Researchers develop new cost-effective method to find copper
Porphyry-type copper deposits provide 75 percent of the world’s copper and a significant amount of molybdenum and gold. These rare deposits, which originally form at several kilometers below the Earth’s surface, above large magma chambers, are most economical to mine. However, most near-surface deposits have already been discovered.
Dr. Ben Williamson, a geologist at the University of Exeter, and Dr. Richard Herrington from the Natural History Museum of London have developed a new and cost-effective way for mining companies to identify these copper deposits, particularly those located deep underground.
The project, funded by Anglo American, compared the chemical compositions of minerals from magmatic rocks that host porphyry deposits against those which are barren. A case study was then undertaken of a major new porphyry discovery in Chile, to test their theory.

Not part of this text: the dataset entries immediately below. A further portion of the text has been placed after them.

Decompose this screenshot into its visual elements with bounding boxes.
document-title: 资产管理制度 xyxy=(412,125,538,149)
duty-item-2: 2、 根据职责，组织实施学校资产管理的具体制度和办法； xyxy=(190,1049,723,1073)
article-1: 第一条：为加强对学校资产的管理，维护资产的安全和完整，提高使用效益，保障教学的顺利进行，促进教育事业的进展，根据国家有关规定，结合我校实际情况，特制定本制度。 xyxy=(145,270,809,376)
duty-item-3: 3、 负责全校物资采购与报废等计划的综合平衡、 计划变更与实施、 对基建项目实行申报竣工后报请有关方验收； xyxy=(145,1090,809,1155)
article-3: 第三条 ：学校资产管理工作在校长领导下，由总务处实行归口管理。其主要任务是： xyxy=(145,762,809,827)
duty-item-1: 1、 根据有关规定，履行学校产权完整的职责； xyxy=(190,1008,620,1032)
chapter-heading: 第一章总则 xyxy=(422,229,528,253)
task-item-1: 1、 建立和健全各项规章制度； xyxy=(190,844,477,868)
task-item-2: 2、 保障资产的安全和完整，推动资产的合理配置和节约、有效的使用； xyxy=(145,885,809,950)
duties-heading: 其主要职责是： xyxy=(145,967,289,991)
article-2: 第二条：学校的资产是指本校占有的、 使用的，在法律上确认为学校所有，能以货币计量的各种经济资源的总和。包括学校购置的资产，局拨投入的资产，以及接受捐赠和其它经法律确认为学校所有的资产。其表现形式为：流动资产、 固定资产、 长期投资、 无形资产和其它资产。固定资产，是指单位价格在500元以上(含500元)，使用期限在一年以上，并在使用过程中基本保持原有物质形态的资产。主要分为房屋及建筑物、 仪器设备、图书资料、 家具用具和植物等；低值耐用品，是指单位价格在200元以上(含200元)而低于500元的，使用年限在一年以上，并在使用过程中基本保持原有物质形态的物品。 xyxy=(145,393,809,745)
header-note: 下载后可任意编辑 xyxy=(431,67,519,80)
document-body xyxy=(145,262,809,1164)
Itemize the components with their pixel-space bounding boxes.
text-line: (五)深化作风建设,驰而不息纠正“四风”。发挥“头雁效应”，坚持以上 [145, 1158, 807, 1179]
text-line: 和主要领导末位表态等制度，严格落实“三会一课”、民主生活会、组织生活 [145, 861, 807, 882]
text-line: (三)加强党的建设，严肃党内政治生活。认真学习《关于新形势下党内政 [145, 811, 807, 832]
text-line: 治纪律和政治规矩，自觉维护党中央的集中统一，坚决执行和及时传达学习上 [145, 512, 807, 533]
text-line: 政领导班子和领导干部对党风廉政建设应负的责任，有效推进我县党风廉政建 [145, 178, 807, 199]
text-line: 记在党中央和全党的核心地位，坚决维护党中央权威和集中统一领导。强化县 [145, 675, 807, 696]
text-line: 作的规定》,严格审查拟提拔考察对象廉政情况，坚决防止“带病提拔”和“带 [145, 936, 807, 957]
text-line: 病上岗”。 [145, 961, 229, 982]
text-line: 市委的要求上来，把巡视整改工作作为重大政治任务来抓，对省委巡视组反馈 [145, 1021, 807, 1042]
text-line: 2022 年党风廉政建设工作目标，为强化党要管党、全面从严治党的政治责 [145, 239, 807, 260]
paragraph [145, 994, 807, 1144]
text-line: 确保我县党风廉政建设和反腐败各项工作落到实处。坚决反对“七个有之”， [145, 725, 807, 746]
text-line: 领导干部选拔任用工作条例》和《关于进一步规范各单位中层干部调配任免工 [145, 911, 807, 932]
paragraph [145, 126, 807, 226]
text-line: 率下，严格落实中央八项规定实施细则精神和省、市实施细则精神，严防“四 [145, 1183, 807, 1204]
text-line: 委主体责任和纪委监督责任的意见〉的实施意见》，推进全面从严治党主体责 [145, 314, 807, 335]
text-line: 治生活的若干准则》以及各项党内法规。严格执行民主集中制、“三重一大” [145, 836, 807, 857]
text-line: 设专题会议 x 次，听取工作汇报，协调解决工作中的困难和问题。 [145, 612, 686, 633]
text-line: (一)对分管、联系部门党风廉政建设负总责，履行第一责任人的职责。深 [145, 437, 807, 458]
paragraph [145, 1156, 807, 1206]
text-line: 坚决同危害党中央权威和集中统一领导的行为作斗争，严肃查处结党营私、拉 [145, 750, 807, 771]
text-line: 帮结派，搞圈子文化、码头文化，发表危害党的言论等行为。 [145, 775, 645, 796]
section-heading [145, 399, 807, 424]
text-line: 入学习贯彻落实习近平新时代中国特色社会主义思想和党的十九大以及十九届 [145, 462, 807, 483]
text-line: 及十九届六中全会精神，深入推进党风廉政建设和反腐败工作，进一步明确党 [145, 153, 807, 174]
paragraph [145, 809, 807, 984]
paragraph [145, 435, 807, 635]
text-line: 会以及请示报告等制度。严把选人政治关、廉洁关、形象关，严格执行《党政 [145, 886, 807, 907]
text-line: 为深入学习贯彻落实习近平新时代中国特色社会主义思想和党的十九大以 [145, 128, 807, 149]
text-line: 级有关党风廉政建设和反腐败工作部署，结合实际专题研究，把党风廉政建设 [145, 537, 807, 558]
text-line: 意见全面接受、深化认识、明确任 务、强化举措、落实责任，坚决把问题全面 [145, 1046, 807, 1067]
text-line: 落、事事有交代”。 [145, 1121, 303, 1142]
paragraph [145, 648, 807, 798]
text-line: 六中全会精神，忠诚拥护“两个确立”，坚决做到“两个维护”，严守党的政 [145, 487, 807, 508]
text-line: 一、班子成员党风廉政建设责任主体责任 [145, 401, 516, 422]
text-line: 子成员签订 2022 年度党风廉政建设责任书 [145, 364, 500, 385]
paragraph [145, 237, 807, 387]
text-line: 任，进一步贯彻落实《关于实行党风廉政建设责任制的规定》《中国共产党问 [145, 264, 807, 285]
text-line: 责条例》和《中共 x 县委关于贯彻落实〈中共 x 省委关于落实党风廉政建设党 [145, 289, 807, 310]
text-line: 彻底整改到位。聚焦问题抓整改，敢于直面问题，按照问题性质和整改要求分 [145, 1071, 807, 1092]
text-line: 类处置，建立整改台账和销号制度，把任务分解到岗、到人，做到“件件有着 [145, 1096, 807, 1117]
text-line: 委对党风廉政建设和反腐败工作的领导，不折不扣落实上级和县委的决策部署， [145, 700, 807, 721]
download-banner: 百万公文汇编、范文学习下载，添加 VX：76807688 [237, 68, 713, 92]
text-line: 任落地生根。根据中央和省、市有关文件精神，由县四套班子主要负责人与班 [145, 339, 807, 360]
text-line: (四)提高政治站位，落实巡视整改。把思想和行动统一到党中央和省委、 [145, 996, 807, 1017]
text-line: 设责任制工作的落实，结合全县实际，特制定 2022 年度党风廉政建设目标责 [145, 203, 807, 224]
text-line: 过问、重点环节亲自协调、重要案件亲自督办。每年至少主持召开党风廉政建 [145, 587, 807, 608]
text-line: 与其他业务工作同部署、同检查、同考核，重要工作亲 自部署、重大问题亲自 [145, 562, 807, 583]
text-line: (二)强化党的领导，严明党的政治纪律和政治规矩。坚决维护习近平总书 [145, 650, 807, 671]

Minerals from magmatic rocks which host porphyry deposits have distinctive chemical characteristics which can be used as one of a suite of indicators to home-in on porphyry deposits.
The main finding in the report, which was published in Nature Geoscience, is that the magma chamber below the porphyry undergoes discrete injections of water-rich melts or watery fluids which enhance the magma’s ability to transfer copper and other metals upwards to form a porphyry copper deposit.
“This new method will add to the range of tools available to exploration companies to discover new porphyry copper deposits,” said Williamson. “Our findings also provide important insights into why some magmas are more likely to produce porphyry copper deposits than others, and add to our understanding of how their parent magmatic rocks evolve.”